My first impulse was to slather my poor almost-six-foot-baby with burn cream, but hey, transdermal lidocaine overdose can be, well, fatal. To mask my alarm I jokingly called him “Lobster Boy.” That made him cranky. He did tolerate my application of aloe lotion but with the usual sensory defensiveness.
The experience inspired my budding Hemingway to wax philosophical about his epidermal choice. According to his writing instructor, people need to be set free to learn from their mistakes. Teachable moment, indeed – pour moi. Over the next several days my son’s rosy skin color lightened, but he admitted that some soreness had kicked in. This longstanding summer rite of passage concluded with the inevitable peeling and itching.
In hindsight I realized it was time to stop slathering him with sunscreen glop by hand and instead revisit aerosol spray– which he permitted the next time he went swimming, with no burn. Verbal child or not, parents are supposed to play medical detective and figure out these possible explanations for puzzling behaviors. We also need to critically assess treatments and medications such as chemical sunscreens that may create more problems than they solve.
Not-so-coincidentally that week a local TV station interviewed a mother whose two pale-skinned daughters got blistering sunburns at a school-run summer camp. The mother hadn’t realized that the aides were legally barred from applying sunscreen to kids. But for those aides to have yanked the kids out of the full sun after 15-30 minutes doesn’t require a legal dispensation – just common sense.
Nursing homes face similar care and consent issues as autism families in judging the ability of a resident to understand the implications of their actions, when sun-loving senior citizens lose track of their time spent outdoors. The caregiver/patient dialogue about judgment capacity and consent must be two-way and ongoing, and at times power struggles are inevitable.
As our children become teens and adults, autonomy issues become increasingly complex – whether it’s deciding about nutritional supplements or dental care, therapeutic exercises or surgical interventions. We will face questions regarding one’s ability to make the best choices for a healthful diet and exercise, or whether parents should ever use physically coercive methods to force compliance for what we consider “their own good.”
We autism families need to the proverbial village to help raise our children, but first that village must learn and respect the specific health needs of children on the autism spectrum. For families placing children outside the home, resistance may come from caregivers unwilling to question mainstream medical protocols or try emerging treatments.

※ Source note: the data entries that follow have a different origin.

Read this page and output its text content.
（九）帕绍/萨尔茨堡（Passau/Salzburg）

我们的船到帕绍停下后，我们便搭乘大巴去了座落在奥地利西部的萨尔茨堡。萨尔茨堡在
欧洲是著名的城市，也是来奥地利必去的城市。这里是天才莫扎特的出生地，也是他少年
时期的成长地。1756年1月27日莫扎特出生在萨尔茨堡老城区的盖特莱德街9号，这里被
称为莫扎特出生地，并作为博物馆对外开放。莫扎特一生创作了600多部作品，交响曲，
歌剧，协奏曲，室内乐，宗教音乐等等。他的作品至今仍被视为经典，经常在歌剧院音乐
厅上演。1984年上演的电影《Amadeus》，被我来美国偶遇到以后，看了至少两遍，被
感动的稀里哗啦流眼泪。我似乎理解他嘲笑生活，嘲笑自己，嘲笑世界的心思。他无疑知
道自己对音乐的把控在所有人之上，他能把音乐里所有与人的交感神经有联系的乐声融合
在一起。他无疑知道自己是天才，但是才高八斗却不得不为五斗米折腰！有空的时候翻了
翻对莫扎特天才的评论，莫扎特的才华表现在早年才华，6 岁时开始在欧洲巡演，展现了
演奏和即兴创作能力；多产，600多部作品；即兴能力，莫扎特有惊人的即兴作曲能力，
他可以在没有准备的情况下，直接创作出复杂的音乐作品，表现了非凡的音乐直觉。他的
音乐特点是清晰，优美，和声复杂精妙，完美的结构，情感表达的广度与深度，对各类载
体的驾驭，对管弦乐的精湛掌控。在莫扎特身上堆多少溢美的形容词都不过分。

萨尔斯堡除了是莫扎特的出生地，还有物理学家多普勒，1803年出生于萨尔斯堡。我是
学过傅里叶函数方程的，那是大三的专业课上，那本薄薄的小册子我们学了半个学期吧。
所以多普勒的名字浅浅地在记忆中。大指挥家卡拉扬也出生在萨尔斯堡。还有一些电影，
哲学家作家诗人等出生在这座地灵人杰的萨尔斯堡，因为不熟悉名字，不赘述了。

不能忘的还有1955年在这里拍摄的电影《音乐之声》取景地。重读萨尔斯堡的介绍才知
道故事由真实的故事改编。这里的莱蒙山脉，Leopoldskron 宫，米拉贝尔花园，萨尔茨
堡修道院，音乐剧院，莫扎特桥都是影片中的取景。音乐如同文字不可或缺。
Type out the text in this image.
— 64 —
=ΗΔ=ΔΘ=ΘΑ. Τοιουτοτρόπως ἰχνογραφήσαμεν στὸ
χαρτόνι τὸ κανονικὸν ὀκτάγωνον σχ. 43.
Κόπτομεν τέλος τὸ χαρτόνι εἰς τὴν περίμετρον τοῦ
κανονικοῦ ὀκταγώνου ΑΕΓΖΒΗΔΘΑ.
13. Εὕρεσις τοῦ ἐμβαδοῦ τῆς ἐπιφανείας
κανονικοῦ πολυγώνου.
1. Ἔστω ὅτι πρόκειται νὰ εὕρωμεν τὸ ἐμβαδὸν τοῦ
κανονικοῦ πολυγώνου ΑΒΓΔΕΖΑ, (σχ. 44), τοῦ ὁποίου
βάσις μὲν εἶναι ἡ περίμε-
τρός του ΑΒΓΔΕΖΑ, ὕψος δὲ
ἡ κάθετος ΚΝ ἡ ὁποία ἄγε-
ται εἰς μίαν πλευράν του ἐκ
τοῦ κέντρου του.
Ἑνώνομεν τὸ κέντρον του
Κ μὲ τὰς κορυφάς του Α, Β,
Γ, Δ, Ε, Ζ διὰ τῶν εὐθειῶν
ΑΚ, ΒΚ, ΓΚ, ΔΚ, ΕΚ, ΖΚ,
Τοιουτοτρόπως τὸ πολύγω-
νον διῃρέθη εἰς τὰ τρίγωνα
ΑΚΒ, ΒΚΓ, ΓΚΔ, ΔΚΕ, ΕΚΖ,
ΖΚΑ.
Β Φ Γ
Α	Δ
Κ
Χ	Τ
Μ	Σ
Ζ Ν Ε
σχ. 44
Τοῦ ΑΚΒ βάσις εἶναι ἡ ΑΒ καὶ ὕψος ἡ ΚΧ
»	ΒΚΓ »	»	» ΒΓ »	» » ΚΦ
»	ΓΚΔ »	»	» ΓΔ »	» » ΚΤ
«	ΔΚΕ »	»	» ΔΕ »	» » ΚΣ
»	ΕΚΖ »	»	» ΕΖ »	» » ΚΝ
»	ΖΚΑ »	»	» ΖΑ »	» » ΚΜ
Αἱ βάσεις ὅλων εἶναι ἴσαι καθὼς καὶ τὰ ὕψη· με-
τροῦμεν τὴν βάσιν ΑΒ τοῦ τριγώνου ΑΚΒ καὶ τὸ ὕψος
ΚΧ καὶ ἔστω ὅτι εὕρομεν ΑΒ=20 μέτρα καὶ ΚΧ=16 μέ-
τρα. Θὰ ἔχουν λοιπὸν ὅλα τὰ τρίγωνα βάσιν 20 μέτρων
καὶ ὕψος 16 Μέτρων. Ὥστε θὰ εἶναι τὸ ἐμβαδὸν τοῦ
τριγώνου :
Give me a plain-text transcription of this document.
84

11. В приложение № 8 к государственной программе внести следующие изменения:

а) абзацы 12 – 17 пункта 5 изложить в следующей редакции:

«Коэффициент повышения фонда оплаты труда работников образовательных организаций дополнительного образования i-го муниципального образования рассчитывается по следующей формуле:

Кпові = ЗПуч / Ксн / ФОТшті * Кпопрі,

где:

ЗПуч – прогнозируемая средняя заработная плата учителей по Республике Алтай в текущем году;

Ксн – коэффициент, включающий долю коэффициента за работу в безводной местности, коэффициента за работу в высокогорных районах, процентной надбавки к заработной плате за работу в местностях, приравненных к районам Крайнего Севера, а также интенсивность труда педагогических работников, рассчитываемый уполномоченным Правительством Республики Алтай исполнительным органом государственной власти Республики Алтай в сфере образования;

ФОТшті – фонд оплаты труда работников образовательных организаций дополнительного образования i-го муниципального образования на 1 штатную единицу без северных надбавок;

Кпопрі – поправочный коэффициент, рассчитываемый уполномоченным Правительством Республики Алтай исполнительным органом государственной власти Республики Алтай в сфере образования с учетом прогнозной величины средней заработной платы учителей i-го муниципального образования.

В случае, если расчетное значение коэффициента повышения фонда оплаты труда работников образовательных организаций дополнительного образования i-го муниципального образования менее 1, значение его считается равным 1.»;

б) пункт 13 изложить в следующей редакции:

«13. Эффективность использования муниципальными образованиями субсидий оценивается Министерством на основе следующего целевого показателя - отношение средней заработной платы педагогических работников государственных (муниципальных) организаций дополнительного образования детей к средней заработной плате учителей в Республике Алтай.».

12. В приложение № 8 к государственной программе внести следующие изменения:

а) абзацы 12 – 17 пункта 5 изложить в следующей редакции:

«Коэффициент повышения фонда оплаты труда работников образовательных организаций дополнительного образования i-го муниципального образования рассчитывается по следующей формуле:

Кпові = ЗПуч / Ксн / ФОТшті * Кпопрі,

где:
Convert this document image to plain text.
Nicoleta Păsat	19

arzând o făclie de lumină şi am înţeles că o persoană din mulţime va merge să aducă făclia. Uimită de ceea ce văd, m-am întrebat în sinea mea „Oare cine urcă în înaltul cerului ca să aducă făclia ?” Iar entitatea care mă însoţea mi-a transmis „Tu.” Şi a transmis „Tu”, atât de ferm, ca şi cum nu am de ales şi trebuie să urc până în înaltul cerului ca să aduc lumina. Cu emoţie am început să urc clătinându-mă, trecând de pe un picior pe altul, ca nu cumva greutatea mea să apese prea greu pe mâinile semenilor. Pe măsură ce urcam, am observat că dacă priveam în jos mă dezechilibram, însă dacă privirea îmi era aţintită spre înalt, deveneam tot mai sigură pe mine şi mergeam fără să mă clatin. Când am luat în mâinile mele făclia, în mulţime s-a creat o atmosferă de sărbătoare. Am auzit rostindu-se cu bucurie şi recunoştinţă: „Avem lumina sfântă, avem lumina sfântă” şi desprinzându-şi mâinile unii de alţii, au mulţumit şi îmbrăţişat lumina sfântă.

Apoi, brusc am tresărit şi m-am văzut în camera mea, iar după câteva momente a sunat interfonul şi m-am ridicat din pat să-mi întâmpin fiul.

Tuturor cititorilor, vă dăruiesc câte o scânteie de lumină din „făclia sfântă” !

Perhaps the most difficult lesson to teach the general public has been that health care choices for those with autism often involve not only out-of-the-box innovation, but also counterintuitive thinking. The vaccines that appear to help other people have damaged the brains, nervous systems and immune functions of many kids on the spectrum.
Families of higher-functioning young adults can teach their children to balance trust of non-family caregivers with a healthy dose of skepticism, using critical thinking skills to consider others’ motives and what they may stand to gain from interpersonal transactions.
Hard decisions, these, which sometimes end with hard lessons. But if parents and children can prioritize mutual education and respect in caregiving negotiations, at least neither side will feel burned by the process.